I paid for two reviews from two different accounts. One was very generic and only got 20-30 likes on her page.

The second copied my blurb and wrote one sentence at the bottom. That was it!

After that, I just politely decline if I get asked, explaining that I don’t pay for reviews. One reviewer didn’t take it so well.

Though I was polite, explaining that I don’t pay for reviews as a rule (I didn’t say anything about the quality I’d received in the past or the fact I could see his posts only ever got around 12 likes), he became very rude, asking me why I charged people for my novel.

As though a 50-word “review” on Instagram is the same as a 98,000-word book!

If you’re considering paying for reviews on Instagram, do this first:

  1. Go to their profile and check out how many followers they have.
  2. Go to the most recent posts and see how many likes they have.
  3. Scroll down and check out how many people commented on the post. 

I’m willing to bet they have tens of thousands of followers, but probably only 10-50 likes. And the comments are few and far between - if there are any at all.

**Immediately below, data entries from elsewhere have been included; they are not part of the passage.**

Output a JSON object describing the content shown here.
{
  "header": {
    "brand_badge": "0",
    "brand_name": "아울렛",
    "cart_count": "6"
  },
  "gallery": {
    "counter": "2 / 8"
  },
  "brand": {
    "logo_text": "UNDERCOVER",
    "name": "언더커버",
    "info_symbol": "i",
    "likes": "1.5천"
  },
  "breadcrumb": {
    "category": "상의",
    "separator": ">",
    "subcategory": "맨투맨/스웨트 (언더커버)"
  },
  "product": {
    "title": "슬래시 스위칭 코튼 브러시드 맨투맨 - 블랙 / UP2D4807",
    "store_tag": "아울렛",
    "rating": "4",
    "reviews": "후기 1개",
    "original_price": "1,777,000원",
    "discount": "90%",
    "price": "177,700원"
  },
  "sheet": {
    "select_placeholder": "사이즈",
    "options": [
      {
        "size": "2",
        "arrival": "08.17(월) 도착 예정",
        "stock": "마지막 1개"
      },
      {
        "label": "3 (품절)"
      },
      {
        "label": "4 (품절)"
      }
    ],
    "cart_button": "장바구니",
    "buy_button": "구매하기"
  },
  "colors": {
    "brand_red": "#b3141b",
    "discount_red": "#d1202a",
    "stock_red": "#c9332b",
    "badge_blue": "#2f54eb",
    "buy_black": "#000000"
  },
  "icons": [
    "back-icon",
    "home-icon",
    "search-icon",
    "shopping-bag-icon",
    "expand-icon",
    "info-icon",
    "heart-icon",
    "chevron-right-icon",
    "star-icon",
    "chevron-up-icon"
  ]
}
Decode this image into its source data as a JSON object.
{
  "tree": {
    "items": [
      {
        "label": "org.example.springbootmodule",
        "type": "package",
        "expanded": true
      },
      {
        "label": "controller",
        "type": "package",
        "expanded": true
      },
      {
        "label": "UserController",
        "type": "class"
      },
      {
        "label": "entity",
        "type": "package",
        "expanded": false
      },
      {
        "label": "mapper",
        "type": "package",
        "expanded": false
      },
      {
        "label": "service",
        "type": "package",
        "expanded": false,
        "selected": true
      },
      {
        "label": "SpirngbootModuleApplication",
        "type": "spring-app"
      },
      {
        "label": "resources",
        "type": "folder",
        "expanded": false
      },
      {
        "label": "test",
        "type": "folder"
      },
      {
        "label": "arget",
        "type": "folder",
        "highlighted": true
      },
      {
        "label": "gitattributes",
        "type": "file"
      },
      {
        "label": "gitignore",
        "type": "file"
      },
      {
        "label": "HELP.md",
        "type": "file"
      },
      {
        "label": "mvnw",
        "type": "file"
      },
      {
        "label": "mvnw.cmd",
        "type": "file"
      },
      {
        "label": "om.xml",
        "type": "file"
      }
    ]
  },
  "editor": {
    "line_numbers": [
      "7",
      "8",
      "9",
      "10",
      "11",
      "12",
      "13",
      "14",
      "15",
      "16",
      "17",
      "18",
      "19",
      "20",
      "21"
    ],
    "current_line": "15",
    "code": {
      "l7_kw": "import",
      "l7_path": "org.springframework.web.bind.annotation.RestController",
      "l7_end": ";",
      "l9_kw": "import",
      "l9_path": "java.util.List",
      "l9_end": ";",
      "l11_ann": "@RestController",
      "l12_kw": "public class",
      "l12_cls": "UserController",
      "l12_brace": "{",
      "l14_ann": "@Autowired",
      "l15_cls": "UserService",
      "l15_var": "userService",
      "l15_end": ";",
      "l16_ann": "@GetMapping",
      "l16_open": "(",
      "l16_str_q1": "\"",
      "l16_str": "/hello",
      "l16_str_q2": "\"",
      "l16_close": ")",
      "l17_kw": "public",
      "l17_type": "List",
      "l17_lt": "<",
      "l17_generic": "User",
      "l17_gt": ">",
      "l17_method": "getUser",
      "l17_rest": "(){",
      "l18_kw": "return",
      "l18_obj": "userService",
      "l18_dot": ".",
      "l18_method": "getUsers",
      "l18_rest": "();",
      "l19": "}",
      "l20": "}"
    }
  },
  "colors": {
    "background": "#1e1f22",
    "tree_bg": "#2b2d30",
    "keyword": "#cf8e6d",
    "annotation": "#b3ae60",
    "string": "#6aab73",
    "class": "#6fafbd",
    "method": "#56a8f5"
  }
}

This practice suggests to me that the followers are bought and paid for, or working on a “like-for-like” basis. That means they will like something and comment, but expect the same in return.

Trust me, this won’t get your book sold!

You Need To Pick One or Two Avenues and Stick With Them

If you want your marketing to be successful, you need to pick a couple of strategies and stick with them.

Of course, that means trying a few out to see what works. That means plugging money into Facebook, Amazon, BoobBub, or Book Funnel. You’ll probably need to spend a few hundred dollars just to get a feel for it - as I said before, this stuff is expensive.

But, once you do get a feel for it and start to see some results, you can really focus in on what’s making you money.

If you got on TikTok and you managed to get yourself hundreds of followers in a week, way to go! Keep at it and be sure to plug your book wherever feels natural.

If you found that Facebook Ads got you a hundred clicks and as many sales, maybe that’s best for your work.

The key is not to do too much at once, because it will become overwhelming - both mentally and financially!